Before a node has had a preorder or postorder number assigned, its number is ∞. At the termination of the algorithm, precnt=postcnt=|V|.

Classification of edges in undirected graphs

In an undirected graph, preorder numbers may be used to distinguish between down edges and back edges. (It becomes obvious when an edge is a tree edge or a parent edge, while running DFS, of course.) If node A has a higher preorder number than node B, then B is an ancestor and the edge is a back edge. Otherwise, the edge is a down edge.

Classification of edges in directed graphs

The situation is more complicated in directed graphs. Again it is obvious when an edge is a tree edge. Otherwise, consider the other possible classifications for an edge from A to B. If A is a descendant of B (back edge), then A has a higher preorder number but lower postorder number than B. If A is an ancestor of B (down edge), then A has a lower preorder number but higher postorder number than B. Finally, if A is neither an ancestor nor a descendant of B (cross edge), then an edge doesn't exist from B to A and B was visited before A, so A has a higher preorder number and a higher postorder number.

Note that we do not actually know the postorder number for a vertex until after we have examined all the edges leaving it.
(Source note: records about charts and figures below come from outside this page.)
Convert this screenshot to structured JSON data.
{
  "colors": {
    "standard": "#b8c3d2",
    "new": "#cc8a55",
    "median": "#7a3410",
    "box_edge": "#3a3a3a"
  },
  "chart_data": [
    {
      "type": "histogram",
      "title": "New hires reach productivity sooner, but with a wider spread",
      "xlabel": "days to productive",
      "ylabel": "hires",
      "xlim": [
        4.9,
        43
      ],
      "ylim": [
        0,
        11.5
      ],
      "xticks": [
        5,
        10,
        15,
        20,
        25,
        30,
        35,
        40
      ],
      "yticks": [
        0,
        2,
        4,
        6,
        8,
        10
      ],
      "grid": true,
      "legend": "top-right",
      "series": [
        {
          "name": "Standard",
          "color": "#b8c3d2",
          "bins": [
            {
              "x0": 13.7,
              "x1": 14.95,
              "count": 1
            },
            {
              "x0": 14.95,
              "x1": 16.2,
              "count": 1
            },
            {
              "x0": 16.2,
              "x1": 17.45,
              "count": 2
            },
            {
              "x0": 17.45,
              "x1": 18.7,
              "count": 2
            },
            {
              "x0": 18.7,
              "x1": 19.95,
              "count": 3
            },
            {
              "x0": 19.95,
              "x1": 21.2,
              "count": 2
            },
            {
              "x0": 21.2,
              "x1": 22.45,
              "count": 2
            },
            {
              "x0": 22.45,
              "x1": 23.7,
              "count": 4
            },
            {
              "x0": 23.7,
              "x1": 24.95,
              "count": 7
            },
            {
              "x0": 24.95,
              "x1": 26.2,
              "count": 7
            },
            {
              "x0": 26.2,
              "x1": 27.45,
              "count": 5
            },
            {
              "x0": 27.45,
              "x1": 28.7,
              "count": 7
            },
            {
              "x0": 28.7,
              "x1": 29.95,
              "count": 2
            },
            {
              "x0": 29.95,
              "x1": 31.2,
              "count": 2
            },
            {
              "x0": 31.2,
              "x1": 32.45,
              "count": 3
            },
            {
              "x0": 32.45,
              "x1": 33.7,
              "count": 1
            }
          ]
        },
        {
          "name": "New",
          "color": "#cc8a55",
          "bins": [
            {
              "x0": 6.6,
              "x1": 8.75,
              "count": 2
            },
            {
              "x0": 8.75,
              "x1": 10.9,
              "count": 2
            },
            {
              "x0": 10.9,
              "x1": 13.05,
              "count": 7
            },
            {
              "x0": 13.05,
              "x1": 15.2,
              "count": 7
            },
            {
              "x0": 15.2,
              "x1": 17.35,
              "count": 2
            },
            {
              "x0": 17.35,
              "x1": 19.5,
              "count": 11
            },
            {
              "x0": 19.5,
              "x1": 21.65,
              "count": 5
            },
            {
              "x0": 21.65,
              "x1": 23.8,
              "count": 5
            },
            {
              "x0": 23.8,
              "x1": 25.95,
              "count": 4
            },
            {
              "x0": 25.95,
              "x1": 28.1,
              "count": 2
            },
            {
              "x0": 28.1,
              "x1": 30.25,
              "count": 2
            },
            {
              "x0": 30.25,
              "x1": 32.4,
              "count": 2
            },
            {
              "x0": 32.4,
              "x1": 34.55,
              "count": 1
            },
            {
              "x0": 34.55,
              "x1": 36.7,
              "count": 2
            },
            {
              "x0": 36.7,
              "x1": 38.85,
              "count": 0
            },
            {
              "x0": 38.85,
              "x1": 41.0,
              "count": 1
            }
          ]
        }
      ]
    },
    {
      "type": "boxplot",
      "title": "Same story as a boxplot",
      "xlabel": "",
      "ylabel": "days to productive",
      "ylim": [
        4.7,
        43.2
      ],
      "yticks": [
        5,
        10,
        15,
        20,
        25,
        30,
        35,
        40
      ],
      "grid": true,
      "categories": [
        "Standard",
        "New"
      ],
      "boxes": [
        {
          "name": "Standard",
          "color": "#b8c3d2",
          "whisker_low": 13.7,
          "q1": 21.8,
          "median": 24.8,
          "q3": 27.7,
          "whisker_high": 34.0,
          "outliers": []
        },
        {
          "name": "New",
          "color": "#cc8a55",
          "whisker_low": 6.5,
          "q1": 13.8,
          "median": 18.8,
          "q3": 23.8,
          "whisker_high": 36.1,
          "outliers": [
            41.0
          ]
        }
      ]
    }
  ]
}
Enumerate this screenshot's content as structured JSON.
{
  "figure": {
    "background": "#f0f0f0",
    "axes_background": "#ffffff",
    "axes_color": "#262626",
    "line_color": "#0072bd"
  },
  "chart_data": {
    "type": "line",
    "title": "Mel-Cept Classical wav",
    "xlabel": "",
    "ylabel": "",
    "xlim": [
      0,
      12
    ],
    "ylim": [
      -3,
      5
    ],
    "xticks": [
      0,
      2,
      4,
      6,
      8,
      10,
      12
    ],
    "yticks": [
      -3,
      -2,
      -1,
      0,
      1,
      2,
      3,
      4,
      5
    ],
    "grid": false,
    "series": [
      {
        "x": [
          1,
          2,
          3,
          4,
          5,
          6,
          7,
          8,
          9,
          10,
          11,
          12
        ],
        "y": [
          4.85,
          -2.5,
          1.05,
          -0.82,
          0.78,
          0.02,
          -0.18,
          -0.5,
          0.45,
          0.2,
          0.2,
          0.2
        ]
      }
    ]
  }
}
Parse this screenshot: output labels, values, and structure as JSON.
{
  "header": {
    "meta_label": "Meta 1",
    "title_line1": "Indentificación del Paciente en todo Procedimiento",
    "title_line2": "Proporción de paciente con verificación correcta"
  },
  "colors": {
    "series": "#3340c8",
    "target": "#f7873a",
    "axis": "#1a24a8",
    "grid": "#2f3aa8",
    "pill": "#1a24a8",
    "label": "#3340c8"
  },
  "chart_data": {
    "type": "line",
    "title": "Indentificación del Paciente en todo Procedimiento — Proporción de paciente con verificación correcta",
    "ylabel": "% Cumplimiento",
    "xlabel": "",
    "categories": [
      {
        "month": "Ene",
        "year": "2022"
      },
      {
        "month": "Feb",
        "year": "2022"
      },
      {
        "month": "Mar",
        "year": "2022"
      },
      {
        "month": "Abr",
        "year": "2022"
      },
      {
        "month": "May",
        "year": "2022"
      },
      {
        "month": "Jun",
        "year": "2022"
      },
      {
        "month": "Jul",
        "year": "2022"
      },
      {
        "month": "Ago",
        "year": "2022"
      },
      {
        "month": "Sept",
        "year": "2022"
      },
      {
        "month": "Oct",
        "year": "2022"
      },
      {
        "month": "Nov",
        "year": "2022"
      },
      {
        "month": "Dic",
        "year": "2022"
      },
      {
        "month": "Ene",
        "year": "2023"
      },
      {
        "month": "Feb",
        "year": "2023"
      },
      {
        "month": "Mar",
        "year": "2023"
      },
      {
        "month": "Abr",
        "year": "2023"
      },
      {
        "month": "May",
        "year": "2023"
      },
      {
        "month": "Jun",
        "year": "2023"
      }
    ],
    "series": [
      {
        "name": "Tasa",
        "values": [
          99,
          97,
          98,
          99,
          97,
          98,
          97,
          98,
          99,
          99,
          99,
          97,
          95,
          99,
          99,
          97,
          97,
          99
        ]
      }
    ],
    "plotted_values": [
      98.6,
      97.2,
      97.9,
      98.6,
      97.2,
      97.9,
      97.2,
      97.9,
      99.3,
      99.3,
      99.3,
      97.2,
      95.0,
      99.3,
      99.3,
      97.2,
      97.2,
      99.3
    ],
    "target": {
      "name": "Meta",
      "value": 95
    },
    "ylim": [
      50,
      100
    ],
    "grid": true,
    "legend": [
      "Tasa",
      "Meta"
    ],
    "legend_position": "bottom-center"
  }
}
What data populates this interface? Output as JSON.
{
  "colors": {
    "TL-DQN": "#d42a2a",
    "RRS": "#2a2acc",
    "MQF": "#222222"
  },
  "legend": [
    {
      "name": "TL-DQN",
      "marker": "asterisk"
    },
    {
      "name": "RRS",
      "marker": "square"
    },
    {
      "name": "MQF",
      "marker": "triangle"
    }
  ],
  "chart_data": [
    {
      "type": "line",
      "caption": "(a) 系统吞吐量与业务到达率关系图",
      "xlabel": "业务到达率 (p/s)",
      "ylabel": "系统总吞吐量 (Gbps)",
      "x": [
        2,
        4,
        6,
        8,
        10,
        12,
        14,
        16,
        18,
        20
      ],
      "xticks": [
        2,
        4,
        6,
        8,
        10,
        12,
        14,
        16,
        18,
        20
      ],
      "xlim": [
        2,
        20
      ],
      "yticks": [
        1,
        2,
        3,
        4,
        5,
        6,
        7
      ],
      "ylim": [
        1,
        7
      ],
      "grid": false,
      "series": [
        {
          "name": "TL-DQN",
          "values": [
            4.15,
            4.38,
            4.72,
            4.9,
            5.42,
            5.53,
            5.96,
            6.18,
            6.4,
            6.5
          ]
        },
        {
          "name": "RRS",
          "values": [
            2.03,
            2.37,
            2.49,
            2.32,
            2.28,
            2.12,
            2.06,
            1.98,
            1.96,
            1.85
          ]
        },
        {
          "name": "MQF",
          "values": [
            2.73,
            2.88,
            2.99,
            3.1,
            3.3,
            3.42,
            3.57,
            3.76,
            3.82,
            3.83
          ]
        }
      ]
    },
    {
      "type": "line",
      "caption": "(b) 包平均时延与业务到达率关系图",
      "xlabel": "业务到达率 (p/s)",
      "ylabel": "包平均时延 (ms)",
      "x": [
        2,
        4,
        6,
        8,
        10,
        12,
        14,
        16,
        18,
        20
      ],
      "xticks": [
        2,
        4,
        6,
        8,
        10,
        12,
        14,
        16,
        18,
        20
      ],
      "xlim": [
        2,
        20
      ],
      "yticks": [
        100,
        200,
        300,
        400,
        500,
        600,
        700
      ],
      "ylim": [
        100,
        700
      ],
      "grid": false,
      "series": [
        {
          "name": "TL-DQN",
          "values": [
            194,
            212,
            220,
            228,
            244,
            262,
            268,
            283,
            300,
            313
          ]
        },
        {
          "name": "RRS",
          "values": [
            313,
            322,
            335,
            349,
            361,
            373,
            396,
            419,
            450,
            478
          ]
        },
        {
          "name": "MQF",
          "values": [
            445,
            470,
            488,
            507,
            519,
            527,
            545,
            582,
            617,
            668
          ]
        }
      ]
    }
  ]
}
This is not a problem for the sake of classification, since we know that any number that hasn't been assigned yet is higher than any number that has been so far assigned, and that using ∞ as a placeholder therefore doesn't change the results of comparisons. You could also use -1 as a placeholder, but you would have to modify the code somewhat.

Topological sort

A topological ordering of a DAG can be obtained by reversing the postordering. A proof of this fact is given in the Topological sorting article.

Applications

DFS, by virtue of being a subcategory of graph search, is able to find connected components, paths (including augmenting paths), spanning trees, and topological orderings in linear time. The special properties of DFS also make it uniquely suitable for finding biconnected components (or bridges and articulation points) and strongly connected components. There are three well-known algorithms for the latter, those of Tarjan, Kosaraju, and Gabow.

The following example shows how to find connected components and a spanning forest (a collection of spanning trees, one for each connected component) with DFS.

function DFS(u,v)
     if id[v] = -1
          id[v] = cnt
          let pred[v] = u
          for each w ∈ V(G) such that (v,w) ∈ E(G)
               DFS(v,w)
input G
cnt = 0
for each u ∈ V(G)
     let id[u] = -1
for each u ∈ V(G)
     if id[u] = -1
          DFS(u,u)
          cnt = cnt + 1

After the termination of this algorithm, cnt will contain the total number of connected components, id[u] will contain an ID number indicating the connected component to which vertex u belongs (an integer in the range [0,cnt)) and pred[u] will contain the parent vertex of u in some spanning tree of the connected component to which u belongs, unless u is the first vertex visited in its component, in which case pred[u] will be u itself.